Wednesday, 11 February 2026

Relational Physics: Potential, Instance, and Emergent Patterns Across Scales

Physics often presents the micro and macro worlds as radically different. Quantum mechanics is a realm of probabilities, wavefunctions, and paradoxical interference. General relativity is a world of curved spacetime, geodesics, and gravitational fields. Yet, from the perspective of relational ontology, both domains obey the same fundamental logic: potential constrains, instances actualise, and patterns emerge.

This is the ontology that underpins all physical phenomena.


1. Potential: The System of Possibilities

At the foundation of both quantum and gravitational phenomena is relational potential:

  • In quantum mechanics, the wavefunction encodes the space of possible events — all potential detections at the screen in a two-slit experiment.

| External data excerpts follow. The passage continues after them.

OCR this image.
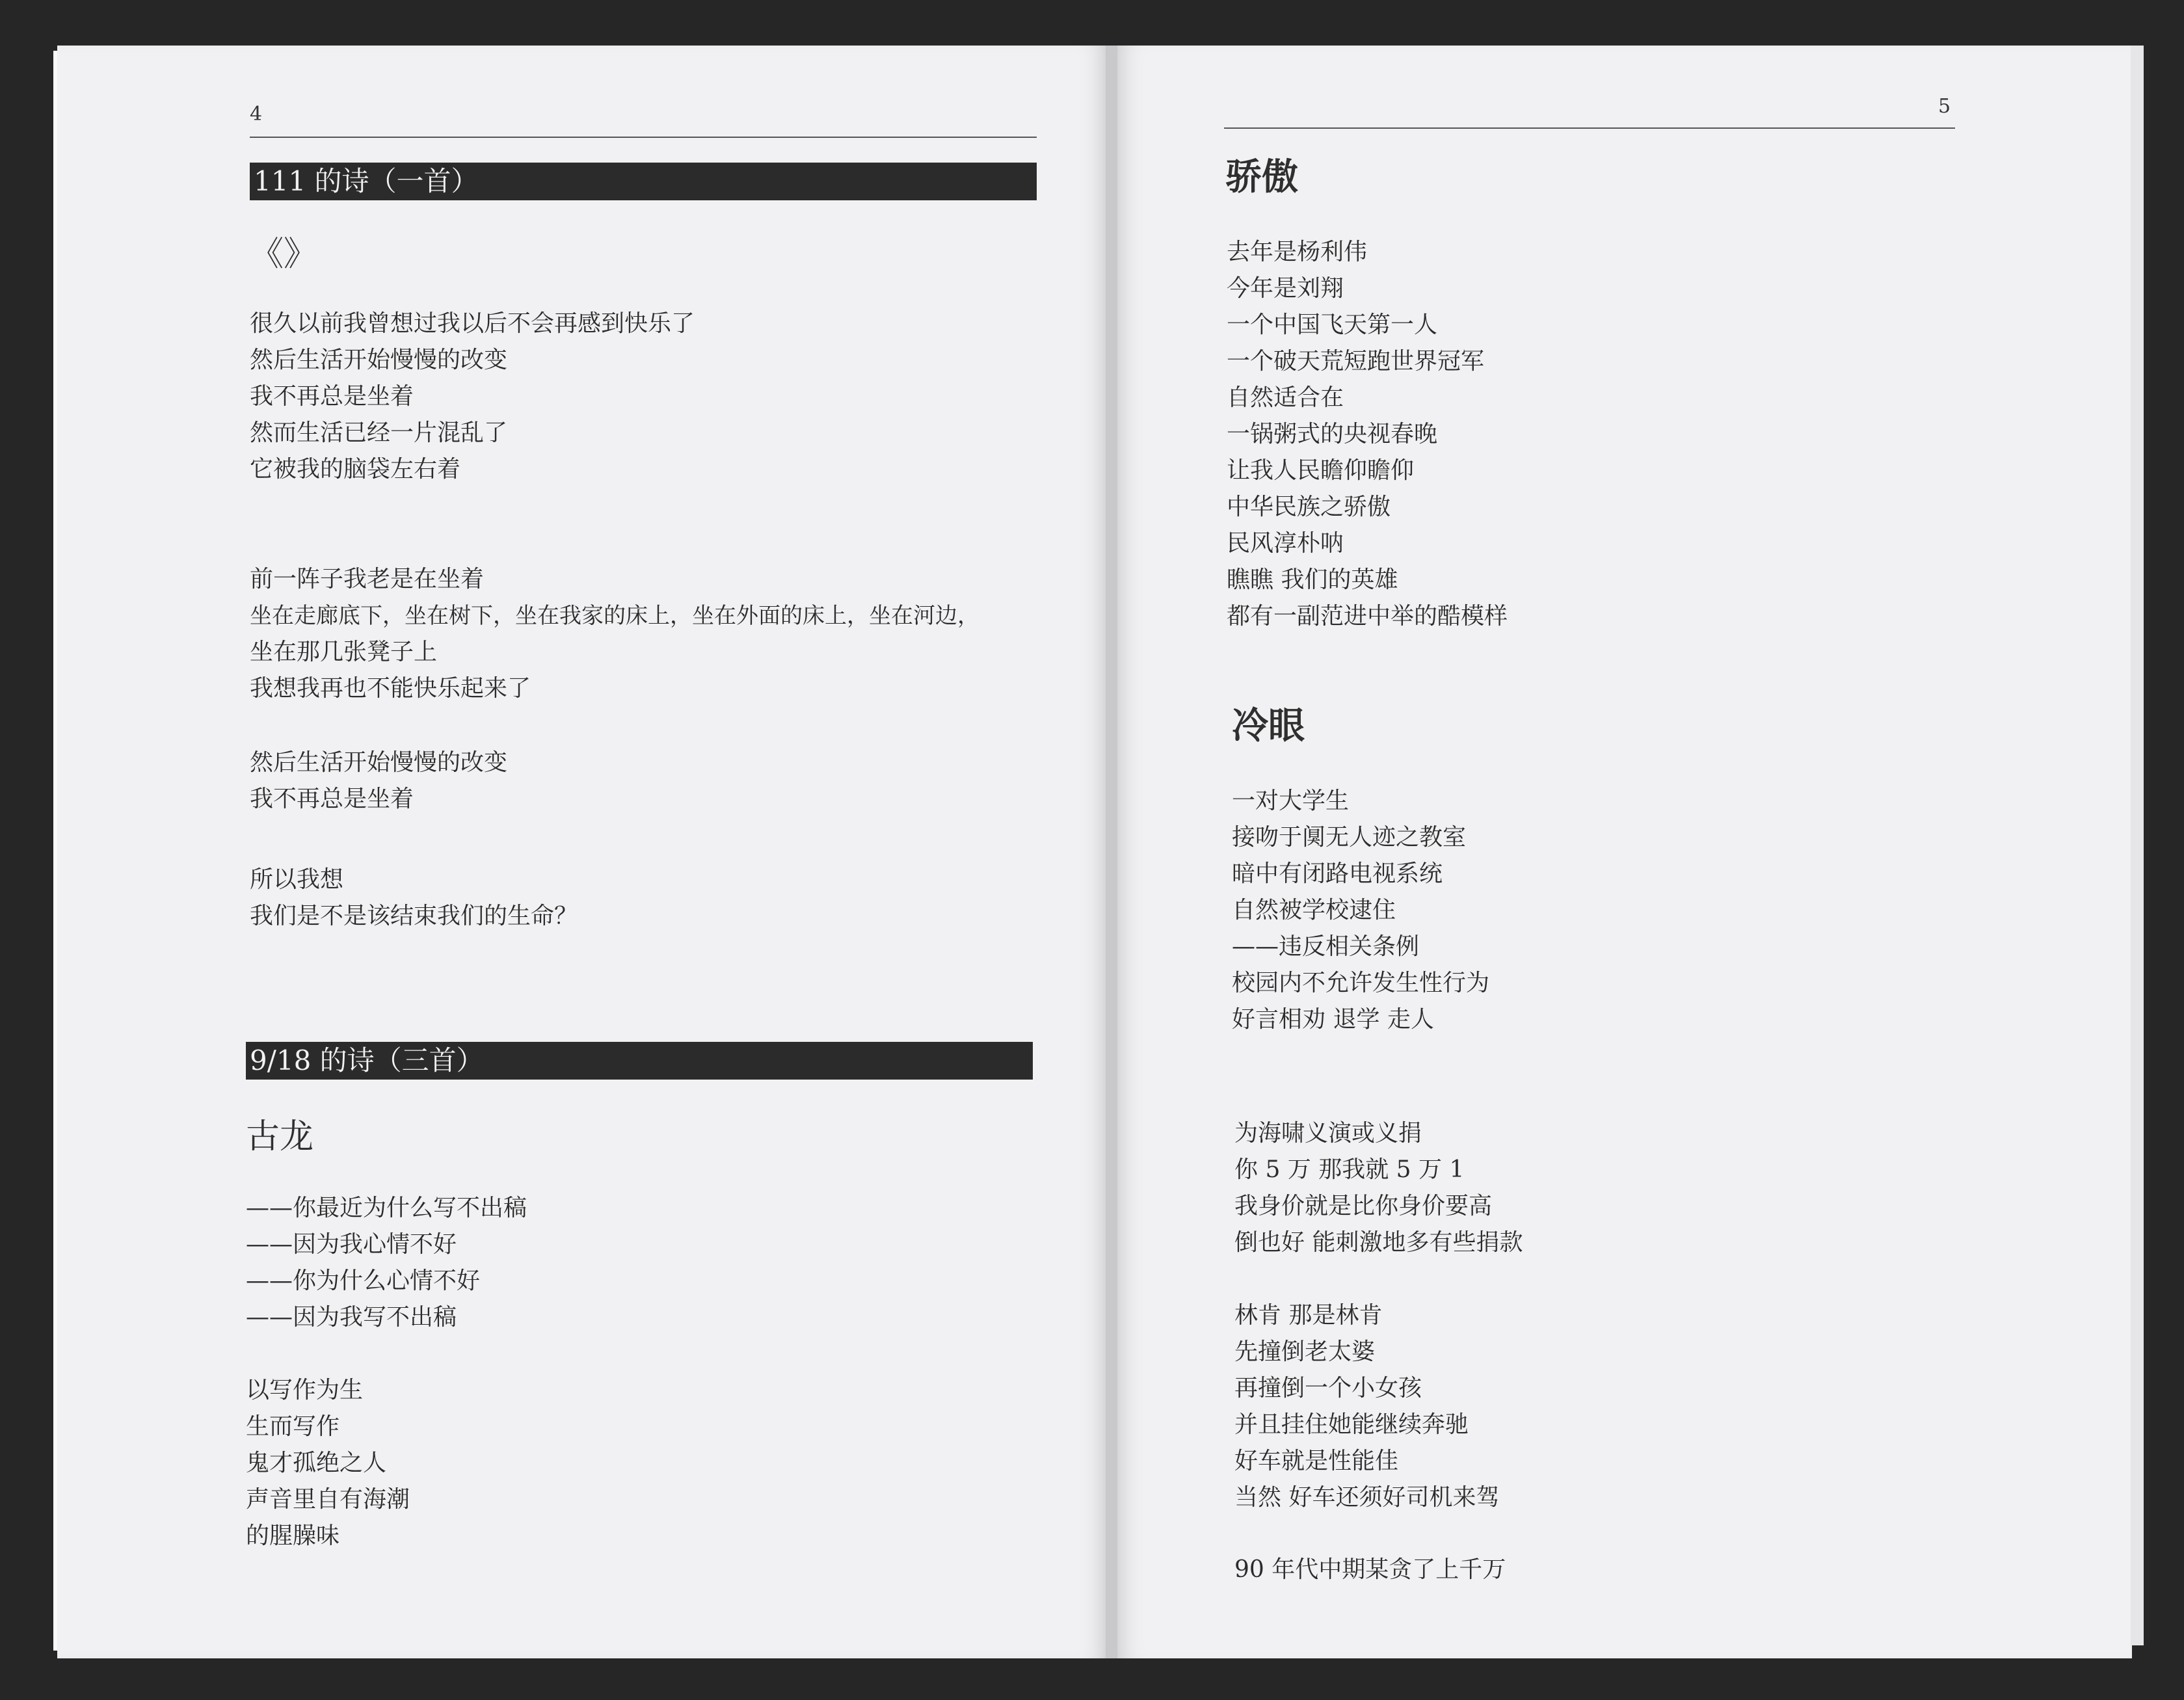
4
111 的诗（一首）
《》
很久以前我曾想过我以后不会再感到快乐了
然后生活开始慢慢的改变
我不再总是坐着
然而生活已经一片混乱了
它被我的脑袋左右着
前一阵子我老是在坐着
坐在走廊底下，坐在树下，坐在我家的床上，坐在外面的床上，坐在河边，
坐在那几张凳子上
我想我再也不能快乐起来了
然后生活开始慢慢的改变
我不再总是坐着
所以我想
我们是不是该结束我们的生命？
9/18 的诗（三首）
古龙
——你最近为什么写不出稿
——因为我心情不好
——你为什么心情不好
——因为我写不出稿
以写作为生
生而写作
鬼才孤绝之人
声音里自有海潮
的腥臊味
5
骄傲
去年是杨利伟
今年是刘翔
一个中国飞天第一人
一个破天荒短跑世界冠军
自然适合在
一锅粥式的央视春晚
让我人民瞻仰瞻仰
中华民族之骄傲
民风淳朴呐
瞧瞧 我们的英雄
都有一副范进中举的酷模样
冷眼
一对大学生
接吻于阒无人迹之教室
暗中有闭路电视系统
自然被学校逮住
——违反相关条例
校园内不允许发生性行为
好言相劝 退学 走人
为海啸义演或义捐
你 5 万 那我就 5 万 1
我身价就是比你身价要高
倒也好 能刺激地多有些捐款
林肯 那是林肯
先撞倒老太婆
再撞倒一个小女孩
并且挂住她能继续奔驰
好车就是性能佳
当然 好车还须好司机来驾
90 年代中期某贪了上千万
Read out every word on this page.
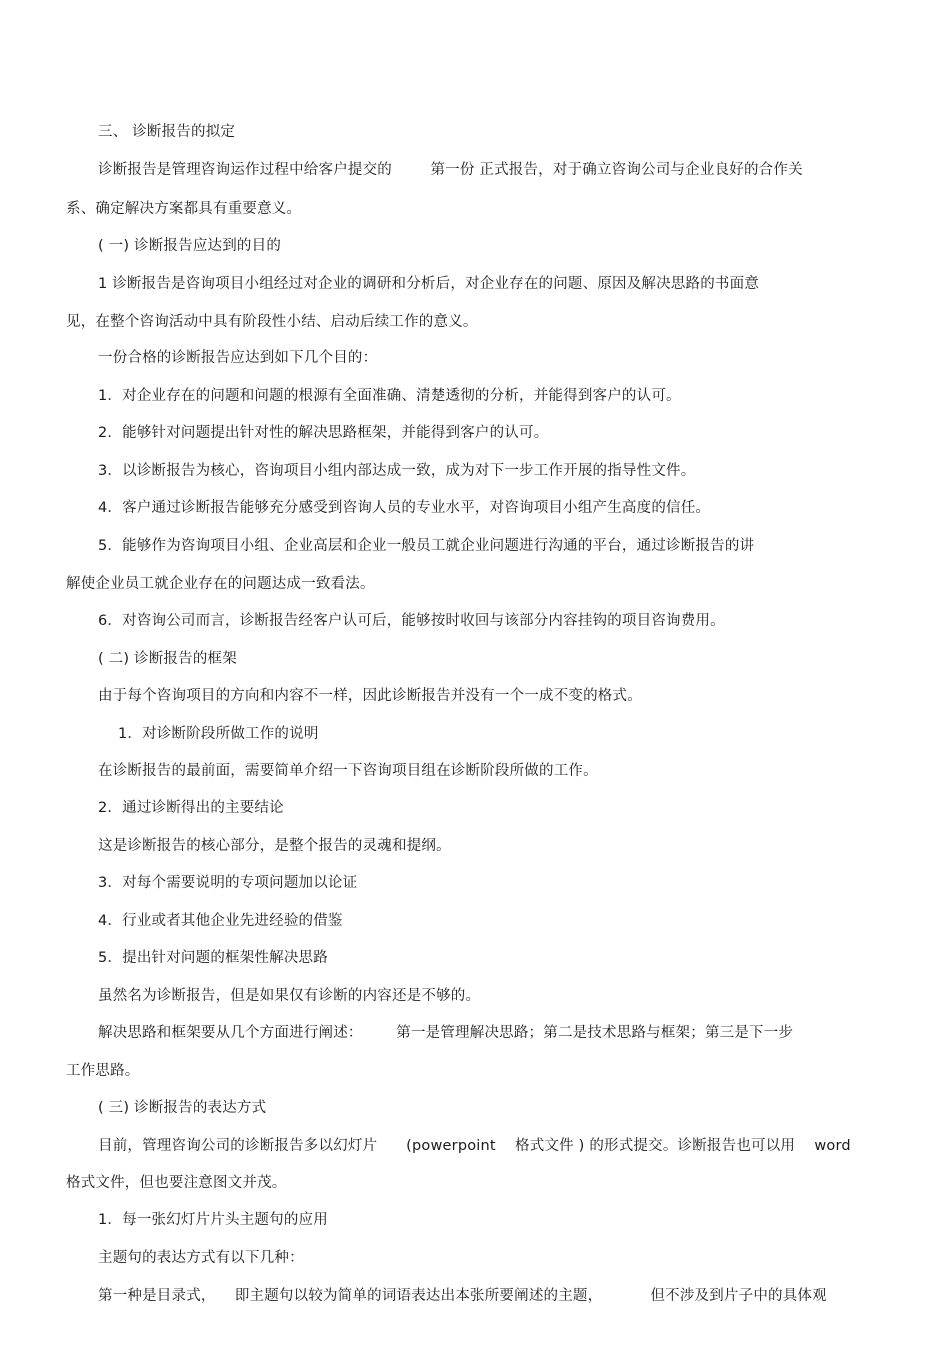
三、 诊断报告的拟定
诊断报告是管理咨询运作过程中给客户提交的        第一份 正式报告，对于确立咨询公司与企业良好的合作关
系、确定解决方案都具有重要意义。
( 一) 诊断报告应达到的目的
1 诊断报告是咨询项目小组经过对企业的调研和分析后，对企业存在的问题、原因及解决思路的书面意
见，在整个咨询活动中具有阶段性小结、启动后续工作的意义。
一份合格的诊断报告应达到如下几个目的：
1．对企业存在的问题和问题的根源有全面准确、清楚透彻的分析，并能得到客户的认可。
2．能够针对问题提出针对性的解决思路框架，并能得到客户的认可。
3．以诊断报告为核心，咨询项目小组内部达成一致，成为对下一步工作开展的指导性文件。
4．客户通过诊断报告能够充分感受到咨询人员的专业水平，对咨询项目小组产生高度的信任。
5．能够作为咨询项目小组、企业高层和企业一般员工就企业问题进行沟通的平台，通过诊断报告的讲
解使企业员工就企业存在的问题达成一致看法。
6．对咨询公司而言，诊断报告经客户认可后，能够按时收回与该部分内容挂钩的项目咨询费用。
( 二) 诊断报告的框架
由于每个咨询项目的方向和内容不一样，因此诊断报告并没有一个一成不变的格式。
1．对诊断阶段所做工作的说明
在诊断报告的最前面，需要简单介绍一下咨询项目组在诊断阶段所做的工作。
2．通过诊断得出的主要结论
这是诊断报告的核心部分，是整个报告的灵魂和提纲。
3．对每个需要说明的专项问题加以论证
4．行业或者其他企业先进经验的借鉴
5．提出针对问题的框架性解决思路
虽然名为诊断报告，但是如果仅有诊断的内容还是不够的。
解决思路和框架要从几个方面进行阐述：       第一是管理解决思路；第二是技术思路与框架；第三是下一步
工作思路。
( 三) 诊断报告的表达方式
目前，管理咨询公司的诊断报告多以幻灯片      (powerpoint    格式文件 ) 的形式提交。诊断报告也可以用    word
格式文件，但也要注意图文并茂。
1．每一张幻灯片片头主题句的应用
主题句的表达方式有以下几种：
第一种是目录式，    即主题句以较为简单的词语表达出本张所要阐述的主题，          但不涉及到片子中的具体观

  • In celestial mechanics, mass-energy distributions define the system of potential pathways for planets, comets, and photons.

Potential is relational, not substantive. It does not exist “in space” or “in spacetime”; it exists as the structure of constraints shaping what could occur.


2. Instances: Actualised Events

Actualisation occurs in the form of instances:

  • Quantum: each electron or photon detection is an event, satisfying the relational constraints of the wavefunction and experimental configuration.

  • Celestial: each planetary position is an event, satisfying the relational constraints imposed by mass-energy and prior positions.

Instances are first-order phenomena. They do not reveal hidden reality; they are intelligible because they occur within a structured system of potential.


3. Sub-Potentials and Local Constraints

Relational systems are never uniform:

  • Quantum: slit geometry and detector layout generate sub-potentials, shaping the interference pattern.

  • Celestial: resonances, close encounters, and tidal interactions generate sub-potentials, shaping orbits, precession, and lensing.

Sub-potentials locally constrain actualisation, producing regularity without invoking hidden forces, fields, or curvature of a substrate.


4. Horizons: The Edge of Novelty

At every moment, the next instance emerges from the horizon of possibilities:

  • Quantum: the potential next detection is constrained by prior events and the wavefunction.

  • Celestial: the next planetary position is constrained by prior positions and the system of overlapping potentials.

Horizons make novelty intelligible: each new instance is possible within constraints, not random, not forced, not a revelation of hidden substance.


5. Emergent Patterns Across Instances

From the accumulation of instances arise recognisable patterns:

  • Quantum: the interference pattern is a second-order construal across many first-order detections.

  • Celestial: orbits, resonances, precession, and gravitational lensing are second-order construals across first-order positions.

These patterns are historical traces of relational actualisations, not properties of space, spacetime, or mysterious fields. They are intelligible regularities, emergent from relational dynamics.


6. Rejecting Substantive Metaphysics

  • Geodesics are actualised paths, not evidence of curved spacetime.

  • Wavefunctions define potential, not hidden waves in a medium.

  • “Forces,” “fields,” or “curvature” are shorthand for relational patterns of constraint, not substances in themselves.

Relational ontology dissolves classical paradoxes: interference is no longer mysterious, gravitational curvature is no longer a thing, and micro and macro phenomena are explained by the same principle.


7. Historical Accumulation and Coherence

Patterns emerge through historical accumulation of instances:

  • The dots on a quantum screen, the sweep of planetary orbits, the bending of light near massive bodies — all are traces of relational constraints realised over time.

  • Novelty, stability, and regularity are consequences of the evolving interplay between potential and actualisation.

  • First-order events generate second-order intelligible patterns; the system is coherent across scales.


8. Relational Physics Unified

Across quantum and gravitational phenomena:

  1. Potential: the relational system of constraints defines what can occur.

  2. Instance: the actualised event within that system.

  3. Sub-potential: local or contextual constraints shaping instances.

  4. Horizon: the evolving frontier of possible next instances.

  5. Pattern: the emergent, second-order regularities visible across accumulated instances.

This ontology unites micro and macro physics without invoking mysterious forces, waves, or curved containers. Reality is intelligible through the interplay of relational potential and instance, and every pattern is a historical record of actualisation.


9. Conclusion

From electrons to planets, from interference patterns to orbits, relational physics provides a single, coherent explanatory framework. Potential defines constraints. Instances actualise within those constraints. Patterns emerge, intelligible but not substantial.

The universe, seen relationally, is a network of possibilities unfolding through actualised events — simple, elegant, and profoundly unifying.